「不協和音」砂の器 おちゃのこさんの映画レビュー(感想・評価)
不協和音
クリックして本文を読む
幼き「乞食」の子にとって、父親は唯一の家族であり友であり、その小さな世界の全てだった。引き離されるくらいなら、ともに飢えたりのたれ死んだりするほうが、彼にとっては幸福だったのだろう。
心優しき養父母も温かいご飯も、彼にとっては響かない。ただ父親と身を寄せ合って放浪したことだけが美しく鳴り響き、「宿命」として色濃く奏でられる。
その悲しき「宿命」には儚げで美しい女も、金と権力を持った女も、一切の卑しさも持たない養父も、そしてかつての彼があれほど求めていた本物の父親さえも入り込む余地など無く、音楽の中でのみ彼は彼として生きている。砂の器を満たそうとする水は、器自体を壊してしまう。
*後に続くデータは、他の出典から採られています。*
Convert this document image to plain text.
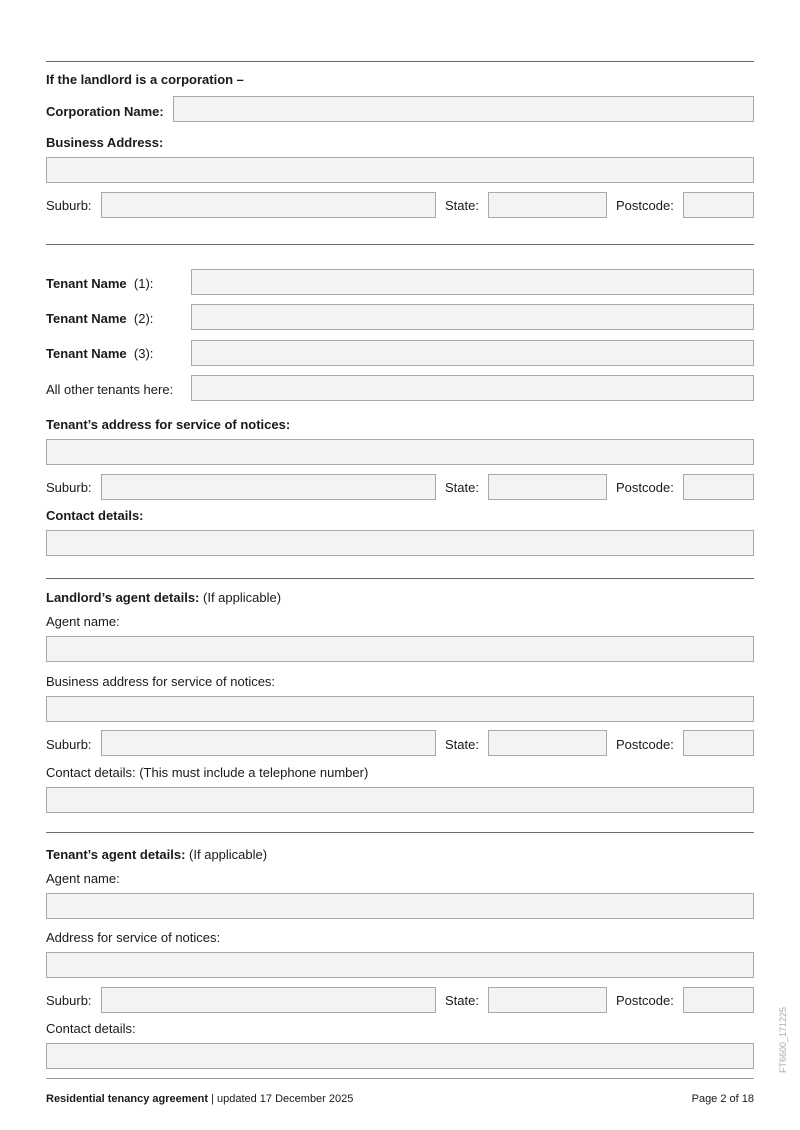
If the landlord is a corporation –
Corporation Name:
Business Address:
Suburb:	State:	Postcode:
Tenant Name (1):
Tenant Name (2):
Tenant Name (3):
All other tenants here:
Tenant’s address for service of notices:
Suburb:	State:	Postcode:
Contact details:
Landlord’s agent details: (If applicable)
Agent name:
Business address for service of notices:
Suburb:	State:	Postcode:
Contact details: (This must include a telephone number)
Tenant’s agent details: (If applicable)
Agent name:
Address for service of notices:
Suburb:	State:	Postcode:
Contact details:
Residential tenancy agreement | updated 17 December 2025	Page 2 of 18
FT6600_171225
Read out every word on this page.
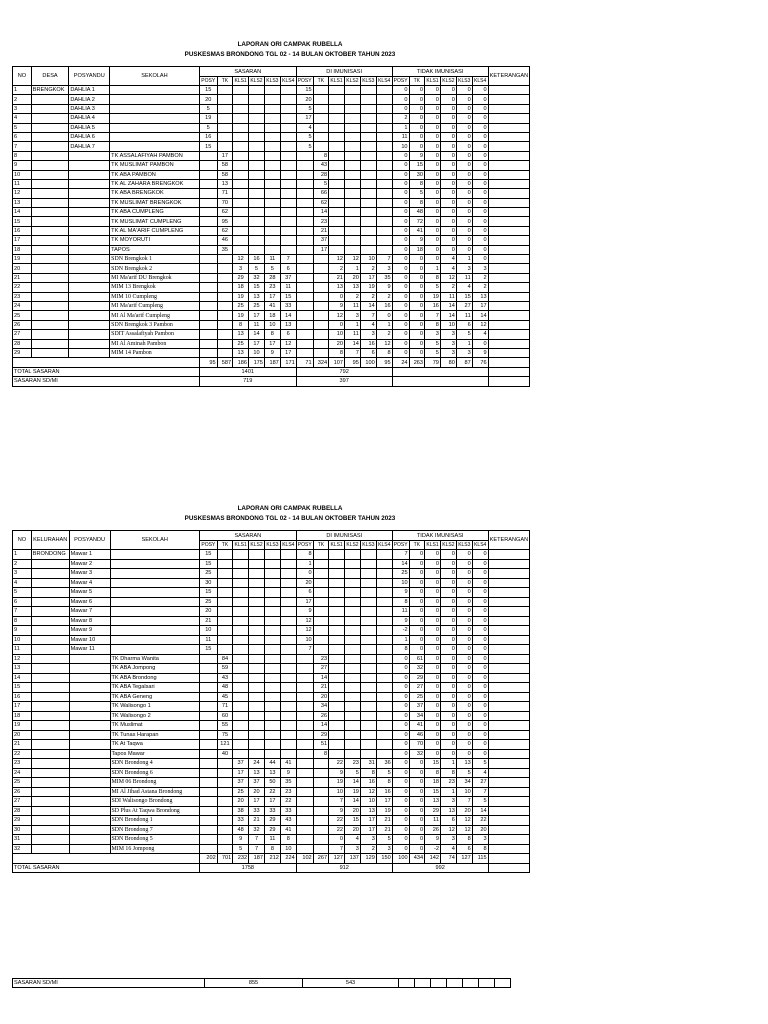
LAPORAN ORI CAMPAK RUBELLA
PUSKESMAS BRONDONG TGL 02 - 14 BULAN OKTOBER TAHUN 2023
NO	DESA	POSYANDU	SEKOLAH	SASARAN						DI IMUNISASI						TIDAK IMUNISASI						KETERANGAN
				POSY	TK	KLS1	KLS2	KLS3	KLS4	POSY	TK	KLS1	KLS2	KLS3	KLS4	POSY	TK	KLS1	KLS2	KLS3	KLS4	
1	BRENGKOK	DAHLIA 1		15						15						0	0	0	0	0	0	
2		DAHLIA 2		20						20						0	0	0	0	0	0	
3		DAHLIA 3		5						5						0	0	0	0	0	0	
4		DAHLIA 4		19						17						2	0	0	0	0	0	
5		DAHLIA 5		5						4						1	0	0	0	0	0	
6		DAHLIA 6		16						5						11	0	0	0	0	0	
7		DAHLIA 7		15						5						10	0	0	0	0	0	
8			TK ASSALAFIYAH PAMBON		17						8					0	9	0	0	0	0	
9			TK MUSLIMAT PAMBON		58						43					0	15	0	0	0	0	
10			TK ABA PAMBON		58						28					0	30	0	0	0	0	
11			TK AL ZAHARA BRENGKOK		13						5					0	8	0	0	0	0	
12			TK ABA BRENGKOK		71						66					0	5	0	0	0	0	
13			TK MUSLIMAT BRENGKOK		70						62					0	8	0	0	0	0	
14			TK ABA CUMPLENG		62						14					0	48	0	0	0	0	
15			TK MUSLIMAT CUMPLENG		95						23					0	72	0	0	0	0	
16			TK AL MA'ARIF CUMPLENG		62						21					0	41	0	0	0	0	
17			TK MOYORUTI		46						37					0	9	0	0	0	0	
18			TAPOS		35						17					0	18	0	0	0	0	
19			SDN Brengkok 1			12	16	11	7			12	12	10	7	0	0	0	4	1	0	
20			SDN Brengkok 2			3	5	5	6			2	1	2	3	0	0	1	4	3	3	
21			MI Ma'arif DU Brengkok			29	32	28	37			21	20	17	35	0	0	8	12	11	2	
22			MIM 13 Brengkok			18	15	23	11			13	13	19	9	0	0	5	2	4	2	
23			MIM 10 Cumpleng			19	13	17	15			0	2	2	2	0	0	19	11	15	13	
24			MI Ma'arif Cumpleng			25	25	41	33			9	11	14	16	0	0	16	14	27	17	
25			MI Al Ma'arif Cumpleng			19	17	18	14			12	3	7	0	0	0	7	14	11	14	
26			SDN Brengkok 3 Pambon			8	11	10	13			0	1	4	1	0	0	8	10	6	12	
27			SDIT Assalafiyah Pambon			13	14	8	6			10	11	3	2	0	0	3	3	5	4	
28			MI Al Aminah Pambon			25	17	17	12			20	14	16	12	0	0	5	3	1	0	
29			MIM 14 Pambon			13	10	9	17			8	7	6	8	0	0	5	3	3	9	
				95	587	186	175	187	171	71	324	107	95	100	95	24	263	79	80	87	76	
TOTAL SASARAN				1401						792												
SASARAN SD/MI				719						397												
LAPORAN ORI CAMPAK RUBELLA
PUSKESMAS BRONDONG TGL 02 - 14 BULAN OKTOBER TAHUN 2023
NO	KELURAHAN	POSYANDU	SEKOLAH	SASARAN						DI IMUNISASI						TIDAK IMUNISASI						KETERANGAN
				POSY	TK	KLS1	KLS2	KLS3	KLS4	POSY	TK	KLS1	KLS2	KLS3	KLS4	POSY	TK	KLS1	KLS2	KLS3	KLS4	
1	BRONDONG	Mawar 1		15						8						7	0	0	0	0	0	
2		Mawar 2		15						1						14	0	0	0	0	0	
3		Mawar 3		25						0						25	0	0	0	0	0	
4		Mawar 4		30						20						10	0	0	0	0	0	
5		Mawar 5		15						6						9	0	0	0	0	0	
6		Mawar 6		25						17						8	0	0	0	0	0	
7		Mawar 7		20						9						11	0	0	0	0	0	
8		Mawar 8		21						12						9	0	0	0	0	0	
9		Mawar 9		10						12						-2	0	0	0	0	0	
10		Mawar 10		11						10						1	0	0	0	0	0	
11		Mawar 11		15						7						8	0	0	0	0	0	
12			TK Dharma Wanita		84						23					0	61	0	0	0	0	
13			TK ABA Jompong		59						27					0	32	0	0	0	0	
14			TK ABA Brondong		43						14					0	29	0	0	0	0	
15			TK ABA Tegalsari		48						21					0	27	0	0	0	0	
16			TK ABA Geneng		45						20					0	25	0	0	0	0	
17			TK Walisongo 1		71						34					0	37	0	0	0	0	
18			TK Walisongo 2		60						26					0	34	0	0	0	0	
19			TK Muslimat		55						14					0	41	0	0	0	0	
20			TK Tunas Harapan		75						29					0	46	0	0	0	0	
21			TK At Taqwa		121						51					0	70	0	0	0	0	
22			Tapos Mawar		40						8					0	32	0	0	0	0	
23			SDN Brondong 4			37	24	44	41			22	23	31	36	0	0	15	1	13	5	
24			SDN Brondong 6			17	13	13	9			9	5	8	5	0	0	8	8	5	4	
25			MIM 06 Brondong			37	37	50	35			19	14	16	8	0	0	18	23	34	27	
26			MI Al Jihad Astana Brondong			25	20	22	23			10	19	12	16	0	0	15	1	10	7	
27			SDI Walisongo Brondong			20	17	17	22			7	14	10	17	0	0	13	3	7	5	
28			SD Plus At Taqwa Brondong			38	33	33	33			9	20	13	19	0	0	29	13	20	14	
29			SDN Brondong 1			33	21	29	43			22	15	17	21	0	0	11	6	12	22	
30			SDN Brondong 7			48	32	29	41			22	20	17	21	0	0	26	12	12	20	
31			SDN Brondong 5			9	7	11	8			0	4	3	5	0	0	9	3	8	3	
32			MIM 16 Jompong			5	7	8	10			7	3	2	3	0	0	-2	4	6	8	
				202	701	232	187	212	224	102	267	127	137	129	150	100	434	142	74	127	115	
TOTAL SASARAN				1758						912						992						
SASARAN SD/MI	855	543							
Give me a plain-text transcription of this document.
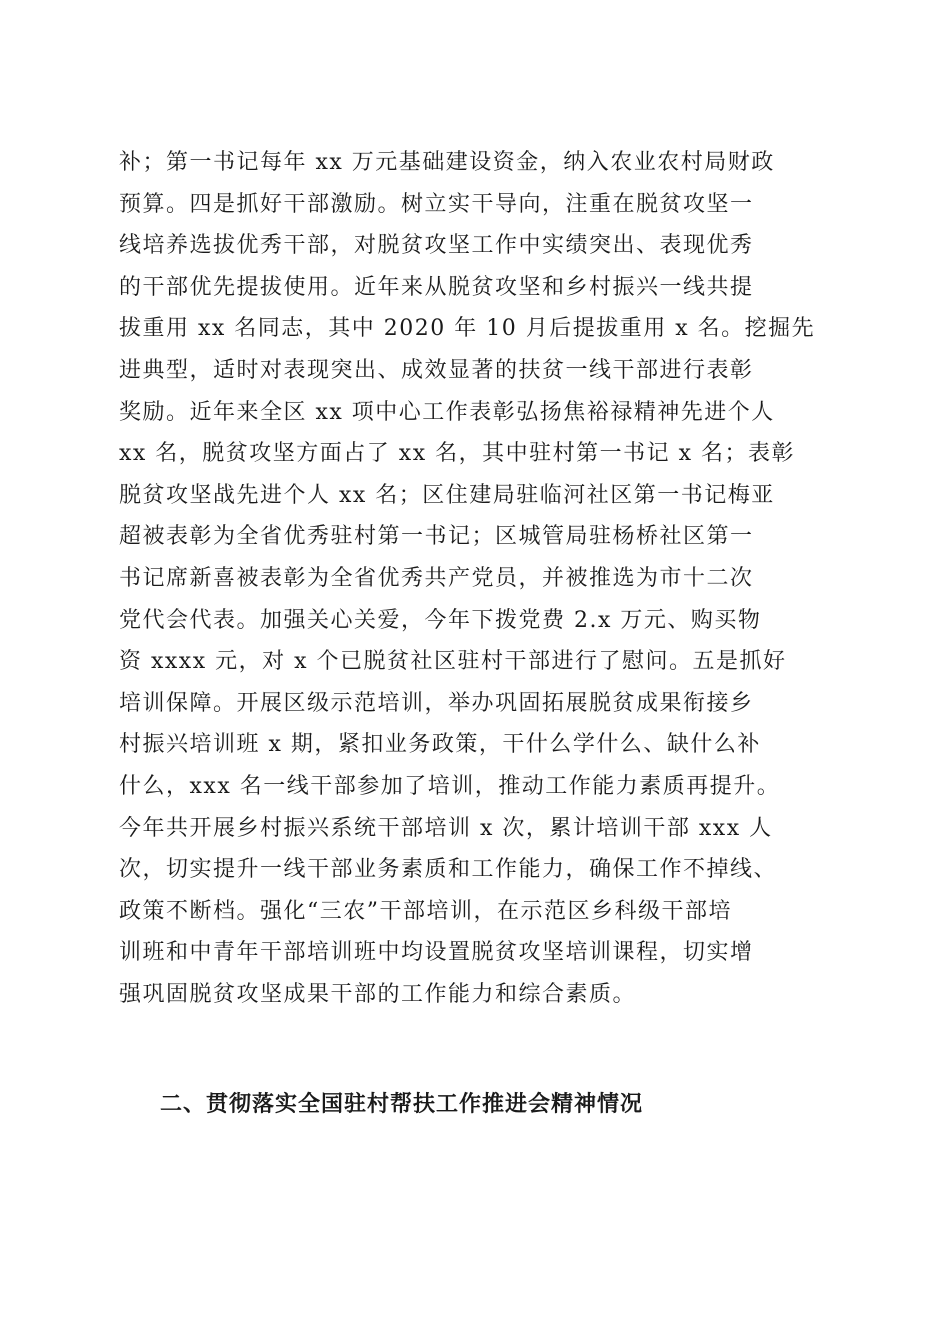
补；第一书记每年 xx 万元基础建设资金，纳入农业农村局财政
预算。四是抓好干部激励。树立实干导向，注重在脱贫攻坚一
线培养选拔优秀干部，对脱贫攻坚工作中实绩突出、表现优秀
的干部优先提拔使用。近年来从脱贫攻坚和乡村振兴一线共提
拔重用 xx 名同志，其中 2020 年 10 月后提拔重用 x 名。挖掘先
进典型，适时对表现突出、成效显著的扶贫一线干部进行表彰
奖励。近年来全区 xx 项中心工作表彰弘扬焦裕禄精神先进个人
xx 名，脱贫攻坚方面占了 xx 名，其中驻村第一书记 x 名；表彰
脱贫攻坚战先进个人 xx 名；区住建局驻临河社区第一书记梅亚
超被表彰为全省优秀驻村第一书记；区城管局驻杨桥社区第一
书记席新喜被表彰为全省优秀共产党员，并被推选为市十二次
党代会代表。加强关心关爱，今年下拨党费 2.x 万元、购买物
资 xxxx 元，对 x 个已脱贫社区驻村干部进行了慰问。五是抓好
培训保障。开展区级示范培训，举办巩固拓展脱贫成果衔接乡
村振兴培训班 x 期，紧扣业务政策，干什么学什么、缺什么补
什么，xxx 名一线干部参加了培训，推动工作能力素质再提升。
今年共开展乡村振兴系统干部培训 x 次，累计培训干部 xxx 人
次，切实提升一线干部业务素质和工作能力，确保工作不掉线、
政策不断档。强化“三农”干部培训，在示范区乡科级干部培
训班和中青年干部培训班中均设置脱贫攻坚培训课程，切实增
强巩固脱贫攻坚成果干部的工作能力和综合素质。
二、贯彻落实全国驻村帮扶工作推进会精神情况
「乞食」の子の不満げな表情が、奈良美智の描く、不機嫌そうな子供そのもので、ただ駄々をこねているわけじゃない複雑な重みを感じた。それはおそらく子供にしか持ち得ない感情をはらんだ表情で、そこから今日の彼がつくられていったのだと思えた。
結婚や子供を持つことを頑なに拒んでいた彼は、誰よりもその子供の背負う「宿命」の重さを知っていたのだろう。
砂の器はどこまでいっても砂の器。不確かであやうく、保ち続けることなどできない。
人の耳に響いてはきえる音楽のように。
形を成さなくなった砂の器は、決して拭えぬ生い立ちの不協和音を超えて、その残像をたよりに何度も作り直され、時と共鳴していく。